Wednesday, August 22, 2012
Monday, August 20, was a historical day in Somalia. It was the day the political life of the Sharif Sheikh Ahmed led Transitional Federal Government (TGF), which has been running the war-torn country over the last couple of years, expired.
It was also the day when a new national assembly of 275 members was inaugurated. This assembly, selected by clan leaders, is supposed to usher in a new phase of the transition to normalcy in Somalia by electing a new president.
Due to logistical challenges that were not entirely unexpected, the election of a new president was postponed but the democratic process remains on course nevertheless.

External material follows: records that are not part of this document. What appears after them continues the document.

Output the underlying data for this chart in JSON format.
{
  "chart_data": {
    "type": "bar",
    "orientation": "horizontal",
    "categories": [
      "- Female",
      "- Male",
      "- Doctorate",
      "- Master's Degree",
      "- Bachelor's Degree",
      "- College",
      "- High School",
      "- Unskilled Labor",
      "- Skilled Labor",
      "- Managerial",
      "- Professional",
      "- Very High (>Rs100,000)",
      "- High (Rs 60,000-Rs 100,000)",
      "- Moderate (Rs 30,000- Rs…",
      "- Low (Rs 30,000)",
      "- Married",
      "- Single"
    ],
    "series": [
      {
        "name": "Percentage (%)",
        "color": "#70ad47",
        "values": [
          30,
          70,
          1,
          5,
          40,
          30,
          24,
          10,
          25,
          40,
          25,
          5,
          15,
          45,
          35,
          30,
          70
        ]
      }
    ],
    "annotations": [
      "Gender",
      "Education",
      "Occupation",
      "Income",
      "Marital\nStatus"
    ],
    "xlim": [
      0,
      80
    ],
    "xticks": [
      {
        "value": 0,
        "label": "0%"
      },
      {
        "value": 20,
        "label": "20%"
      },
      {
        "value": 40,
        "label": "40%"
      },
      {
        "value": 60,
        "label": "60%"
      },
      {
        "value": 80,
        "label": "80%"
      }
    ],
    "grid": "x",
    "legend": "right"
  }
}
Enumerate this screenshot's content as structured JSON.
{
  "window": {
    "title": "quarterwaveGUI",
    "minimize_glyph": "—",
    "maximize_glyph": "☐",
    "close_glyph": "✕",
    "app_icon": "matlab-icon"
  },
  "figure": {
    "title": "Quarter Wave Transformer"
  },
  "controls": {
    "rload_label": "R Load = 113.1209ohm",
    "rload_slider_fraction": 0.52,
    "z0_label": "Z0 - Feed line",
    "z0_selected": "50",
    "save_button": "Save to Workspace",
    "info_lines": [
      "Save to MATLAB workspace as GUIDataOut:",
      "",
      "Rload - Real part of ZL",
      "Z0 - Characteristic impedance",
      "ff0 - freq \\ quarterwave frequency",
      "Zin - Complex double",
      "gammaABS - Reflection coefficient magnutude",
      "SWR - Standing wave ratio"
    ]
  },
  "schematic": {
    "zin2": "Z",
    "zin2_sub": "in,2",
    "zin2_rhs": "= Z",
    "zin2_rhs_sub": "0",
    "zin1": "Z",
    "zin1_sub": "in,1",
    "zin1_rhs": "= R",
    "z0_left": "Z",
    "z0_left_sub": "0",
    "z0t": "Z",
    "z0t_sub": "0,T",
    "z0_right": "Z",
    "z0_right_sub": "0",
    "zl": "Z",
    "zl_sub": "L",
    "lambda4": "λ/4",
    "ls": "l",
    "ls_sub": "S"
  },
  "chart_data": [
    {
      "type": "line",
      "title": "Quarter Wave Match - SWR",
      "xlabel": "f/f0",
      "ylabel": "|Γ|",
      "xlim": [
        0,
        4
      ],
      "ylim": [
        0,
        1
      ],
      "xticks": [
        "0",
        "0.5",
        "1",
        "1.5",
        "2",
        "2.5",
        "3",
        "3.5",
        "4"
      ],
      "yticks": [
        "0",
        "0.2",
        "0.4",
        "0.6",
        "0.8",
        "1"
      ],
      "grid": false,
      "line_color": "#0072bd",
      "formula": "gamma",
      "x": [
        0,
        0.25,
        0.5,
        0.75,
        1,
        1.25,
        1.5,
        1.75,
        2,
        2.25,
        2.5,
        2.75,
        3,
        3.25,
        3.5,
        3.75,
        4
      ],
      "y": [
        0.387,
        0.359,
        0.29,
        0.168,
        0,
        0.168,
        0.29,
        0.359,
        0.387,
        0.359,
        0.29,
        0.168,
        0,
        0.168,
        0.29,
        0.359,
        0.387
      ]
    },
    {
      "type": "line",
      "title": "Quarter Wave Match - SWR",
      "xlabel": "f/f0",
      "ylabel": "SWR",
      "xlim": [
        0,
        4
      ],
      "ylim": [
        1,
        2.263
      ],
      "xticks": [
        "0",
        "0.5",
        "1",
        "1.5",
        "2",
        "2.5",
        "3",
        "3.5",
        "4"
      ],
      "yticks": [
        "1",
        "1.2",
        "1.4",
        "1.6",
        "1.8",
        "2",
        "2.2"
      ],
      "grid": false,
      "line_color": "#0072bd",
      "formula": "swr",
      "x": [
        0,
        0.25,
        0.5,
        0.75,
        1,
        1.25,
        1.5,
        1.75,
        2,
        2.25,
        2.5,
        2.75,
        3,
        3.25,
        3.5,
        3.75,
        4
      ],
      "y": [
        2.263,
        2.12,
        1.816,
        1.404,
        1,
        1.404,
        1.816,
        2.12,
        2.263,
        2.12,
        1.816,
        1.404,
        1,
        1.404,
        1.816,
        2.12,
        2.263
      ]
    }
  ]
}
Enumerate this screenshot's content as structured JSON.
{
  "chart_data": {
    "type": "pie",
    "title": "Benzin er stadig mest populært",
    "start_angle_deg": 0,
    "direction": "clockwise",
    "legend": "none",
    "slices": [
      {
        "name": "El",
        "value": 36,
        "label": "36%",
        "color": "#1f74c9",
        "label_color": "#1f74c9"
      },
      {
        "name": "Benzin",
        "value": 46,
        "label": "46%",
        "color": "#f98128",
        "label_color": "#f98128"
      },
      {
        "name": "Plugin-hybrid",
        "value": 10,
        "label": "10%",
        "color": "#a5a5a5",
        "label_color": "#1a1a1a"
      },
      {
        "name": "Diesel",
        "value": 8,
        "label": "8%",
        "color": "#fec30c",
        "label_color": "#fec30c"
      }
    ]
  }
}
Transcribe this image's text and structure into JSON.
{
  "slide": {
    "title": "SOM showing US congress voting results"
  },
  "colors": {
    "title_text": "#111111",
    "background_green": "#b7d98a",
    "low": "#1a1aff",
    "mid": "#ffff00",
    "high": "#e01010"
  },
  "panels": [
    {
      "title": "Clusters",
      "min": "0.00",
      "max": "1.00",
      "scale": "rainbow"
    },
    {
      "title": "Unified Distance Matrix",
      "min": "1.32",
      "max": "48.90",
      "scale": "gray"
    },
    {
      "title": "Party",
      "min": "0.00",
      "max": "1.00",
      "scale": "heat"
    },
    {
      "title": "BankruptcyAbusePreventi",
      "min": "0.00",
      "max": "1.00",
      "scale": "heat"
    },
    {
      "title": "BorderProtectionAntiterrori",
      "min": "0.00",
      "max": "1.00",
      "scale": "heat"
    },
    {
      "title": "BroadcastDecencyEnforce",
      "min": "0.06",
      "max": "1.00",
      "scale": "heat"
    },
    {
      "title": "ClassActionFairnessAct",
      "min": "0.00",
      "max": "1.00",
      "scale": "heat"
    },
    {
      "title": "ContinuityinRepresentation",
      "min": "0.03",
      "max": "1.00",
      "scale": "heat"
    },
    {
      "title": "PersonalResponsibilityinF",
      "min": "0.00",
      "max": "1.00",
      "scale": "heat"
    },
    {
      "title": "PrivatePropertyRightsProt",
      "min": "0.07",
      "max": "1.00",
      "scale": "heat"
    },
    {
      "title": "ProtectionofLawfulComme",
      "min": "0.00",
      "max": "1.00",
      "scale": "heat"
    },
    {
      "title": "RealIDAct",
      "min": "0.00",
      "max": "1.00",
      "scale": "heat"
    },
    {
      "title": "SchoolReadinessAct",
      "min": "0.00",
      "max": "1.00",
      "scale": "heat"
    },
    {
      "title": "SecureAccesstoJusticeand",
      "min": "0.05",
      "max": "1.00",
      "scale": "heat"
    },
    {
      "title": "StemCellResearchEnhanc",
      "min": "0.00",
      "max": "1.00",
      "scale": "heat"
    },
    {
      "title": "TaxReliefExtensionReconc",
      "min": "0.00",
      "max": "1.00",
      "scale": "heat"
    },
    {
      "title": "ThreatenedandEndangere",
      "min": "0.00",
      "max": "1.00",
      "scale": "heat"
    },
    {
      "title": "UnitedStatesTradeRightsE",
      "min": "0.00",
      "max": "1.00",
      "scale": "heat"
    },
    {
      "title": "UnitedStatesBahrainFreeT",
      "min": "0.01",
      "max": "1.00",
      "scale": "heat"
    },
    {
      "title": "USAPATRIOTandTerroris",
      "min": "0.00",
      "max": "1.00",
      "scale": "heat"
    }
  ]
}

Somalia has not had a central government since its last leader, Mohammed Siad Barre, was overthrown in 1991. Soon after that, the country degenerated into clan-based ethnic rivalry and has been ungovernable ever since.
The relative stability that has allowed this process to even get this far would not have been possible without the contribution of the African Union mission (Amisom), particularly the Ugandan and later Burundian soldiers.
Mogadishu was a no-go city until very recently but today dignitaries and airlines and other business from allover the world, are flocking to the Somali capital. Somalis in the Diaspora are also returning home in large numbers to contribute to the development of their country.
Understandably, there are fears that the process may not go ahead smoothly. For instance, will those defeated in the elections accept the outcome or resort to disrupting peace? The current renaissance is indeed at risk of imploding yet again if the transition is mismanaged.
At this stage the ball is in the court of the Somalis and their leaders. Amisom can only do so much. The Somalis must seize this moment and fix their broken country or live to regret another opportunity lost.
Moreover, if this process doesn’t deliver the desirable political outcome, the blood of those who have sacrificed for today’s relative stability in Somalia, including the Ugandan servicemen who recently died in helicopter crashes around Mount Kenya, will have been in vain.